Department of Pathology, Bács-Kiskun County Teaching Hospital, Kecskemét, Nyiri ut, Hungary.
J Clin Pathol. 2010 Jul;63(7):575-8. doi: 10.1136/jcp.2010.075846. Epub 2010 May 24.
To assess venous invasion (VI) and its relation to distant metastases in colorectal cancer (CRC).
Primary untreated CRC cases were assessed for VI. All tumour blocks were stained with H&E and orcein. The presence of VI and nodal status were then correlated with the presence of synchronous or metachronous distant metastases.
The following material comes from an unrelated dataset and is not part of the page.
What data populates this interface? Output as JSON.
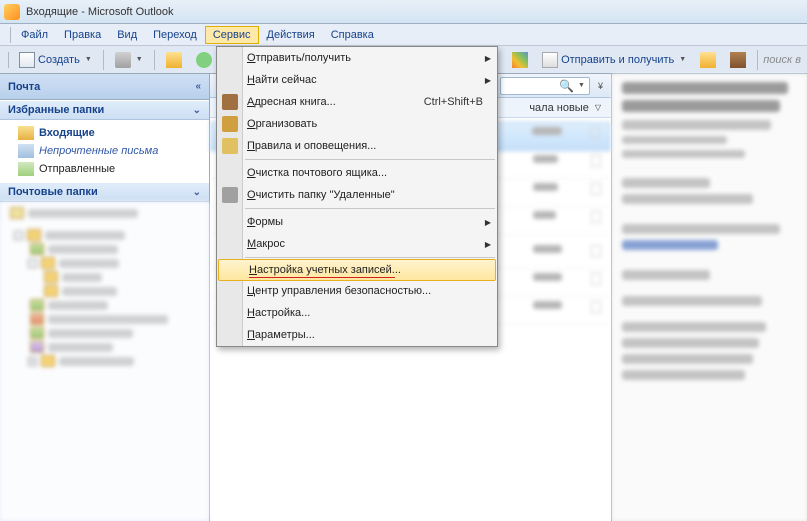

VI was detected more frequently with the orcein stain (18% versus 71%). Eleven tumours (nine node-positive tumours, all VI positive) were associated with synchronous distant metastasis. During a median follow-up of 17 months nine further cases were diagnosed with distant metastasis (six node-positive tumours, all VI positive). The specificity and sensitivity of the presence of nodal metastasis for predicting distant metastasis were 0.56 and 0.75, respectively. The same values for orcein-detected VI were 0.39 and 1, respectively.
Elastic stains such as the orcein stain enable the detection of clinically relevant VI with greater frequency than conventionally stained histological slides. If nodal involvement is an indication for systemic chemotherapy, the data presented here suggest that VI detected by the orcein stain should also be an indication for systemic chemotherapy.
评估结直肠癌(CRC)中的静脉侵犯(VI)及其与远处转移的关系。
对未经治疗的原发性 CRC 病例进行 VI 评估。所有肿瘤块均用 H&E 和地衣红染色。然后将 VI 的存在与同步或异时性远处转移的存在相关联。
地衣红染色检测到 VI 的频率更高(18%比 71%)。11 个肿瘤(9 个淋巴结阳性肿瘤,均为 VI 阳性)与同步远处转移相关。在中位数为 17 个月的随访期间,又有 9 例被诊断为远处转移(6 个淋巴结阳性肿瘤,均为 VI 阳性)。淋巴结转移存在预测远处转移的特异性和敏感性分别为 0.56 和 0.75。地衣红检测到的 VI 的相同值分别为 0.39 和 1。
与传统染色的组织学切片相比,弹性染色(如地衣红染色)能够更频繁地检测到具有临床相关性的 VI。如果淋巴结受累是全身化疗的指征,那么这里提供的数据表明,地衣红染色检测到的 VI 也应该是全身化疗的指征。